Keeping Wildlife Away from Your Home
When days grow shorter and outdoor temperatures begin to fall, many homeowners begin getting more animal visitors. Creatures, large and small, including rats, mice, possums, raccoons, skunks and coyotes take up residence near or in urban and suburban areas.
Urban wildlife can pose serious health risks by harboring and spreading diseases such as rabies, plague or hantavirus. Many of them can harbor insects such as fleas, mites and ticks, which also bite humans. Wildlife can cause a lot of structural damage by chewing or tearing holes in walls, doors or screens. They can damage or contaminate food and clothing. Some of these pests may even bite us or our pets.
To keep your wild animal neighbors self-sufficient, and deter them from moving in with you and your family, here are some simple things you can do:
- Install one-half inch fireproof hardware cloth over all vents and the chimney.
- Install barriers, such as doorsweeps, screens and screen doors, to keep creatures out of your home.
- Inspect the perimeter of your home for cracks or holes where animals can enter, and seal them after there's no evidence of animals inside.
- Keep siding in good repair and free of holes.
- Fix any holes in window casings.
- Enclose any open areas under decks, stairways and sheds.

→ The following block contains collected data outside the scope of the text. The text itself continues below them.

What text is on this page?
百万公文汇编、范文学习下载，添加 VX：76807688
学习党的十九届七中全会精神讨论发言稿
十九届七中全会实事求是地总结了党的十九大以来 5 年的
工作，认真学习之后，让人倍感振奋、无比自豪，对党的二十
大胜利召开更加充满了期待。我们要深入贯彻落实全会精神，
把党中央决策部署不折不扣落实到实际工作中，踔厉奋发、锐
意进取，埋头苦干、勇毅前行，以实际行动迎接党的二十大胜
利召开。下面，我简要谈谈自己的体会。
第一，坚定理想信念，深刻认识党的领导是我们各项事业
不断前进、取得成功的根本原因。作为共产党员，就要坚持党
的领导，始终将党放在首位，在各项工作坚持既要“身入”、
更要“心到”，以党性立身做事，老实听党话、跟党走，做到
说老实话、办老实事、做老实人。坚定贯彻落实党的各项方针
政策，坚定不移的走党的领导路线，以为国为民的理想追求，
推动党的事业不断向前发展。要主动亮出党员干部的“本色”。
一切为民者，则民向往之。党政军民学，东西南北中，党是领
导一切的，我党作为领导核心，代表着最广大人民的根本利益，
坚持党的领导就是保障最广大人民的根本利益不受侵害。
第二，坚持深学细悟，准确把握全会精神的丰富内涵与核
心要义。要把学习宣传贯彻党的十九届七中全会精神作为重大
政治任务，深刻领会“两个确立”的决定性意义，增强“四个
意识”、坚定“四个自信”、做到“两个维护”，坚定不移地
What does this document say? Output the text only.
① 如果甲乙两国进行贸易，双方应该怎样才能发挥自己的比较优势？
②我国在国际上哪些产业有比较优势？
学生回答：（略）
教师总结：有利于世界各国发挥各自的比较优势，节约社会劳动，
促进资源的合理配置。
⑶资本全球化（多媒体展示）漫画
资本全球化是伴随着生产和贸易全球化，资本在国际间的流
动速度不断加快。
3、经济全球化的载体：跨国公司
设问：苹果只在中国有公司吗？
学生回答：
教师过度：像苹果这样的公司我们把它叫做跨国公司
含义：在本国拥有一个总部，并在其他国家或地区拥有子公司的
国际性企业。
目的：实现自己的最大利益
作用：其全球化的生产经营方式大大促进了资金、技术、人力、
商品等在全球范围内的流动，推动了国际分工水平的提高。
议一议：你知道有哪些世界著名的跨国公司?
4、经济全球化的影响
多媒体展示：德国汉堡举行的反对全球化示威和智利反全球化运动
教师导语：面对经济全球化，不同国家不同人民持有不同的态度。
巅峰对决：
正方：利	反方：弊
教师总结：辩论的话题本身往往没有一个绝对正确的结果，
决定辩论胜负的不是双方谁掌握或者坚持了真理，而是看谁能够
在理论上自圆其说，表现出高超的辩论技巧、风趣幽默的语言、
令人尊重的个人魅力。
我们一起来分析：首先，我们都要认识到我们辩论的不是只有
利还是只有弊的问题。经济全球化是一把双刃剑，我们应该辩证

- Keep your home, balconies, patios and yard clear of junk, debris and garbage.
- Keep barbeques closed and grills clean and grease free.
- Keep garbage containers closed, especially at night.
- Attach garbage container handles to the ground using stakes, to prevent animals from tipping them over.
- Store pet food in securely sealed containers.
- Keep pets indoors at night.
- Install motion detection lighting.
- Clean up fallen fruit and other debris from your yard.
- Cover hot tubs, pools and ponds if you don't want animals to drink from them.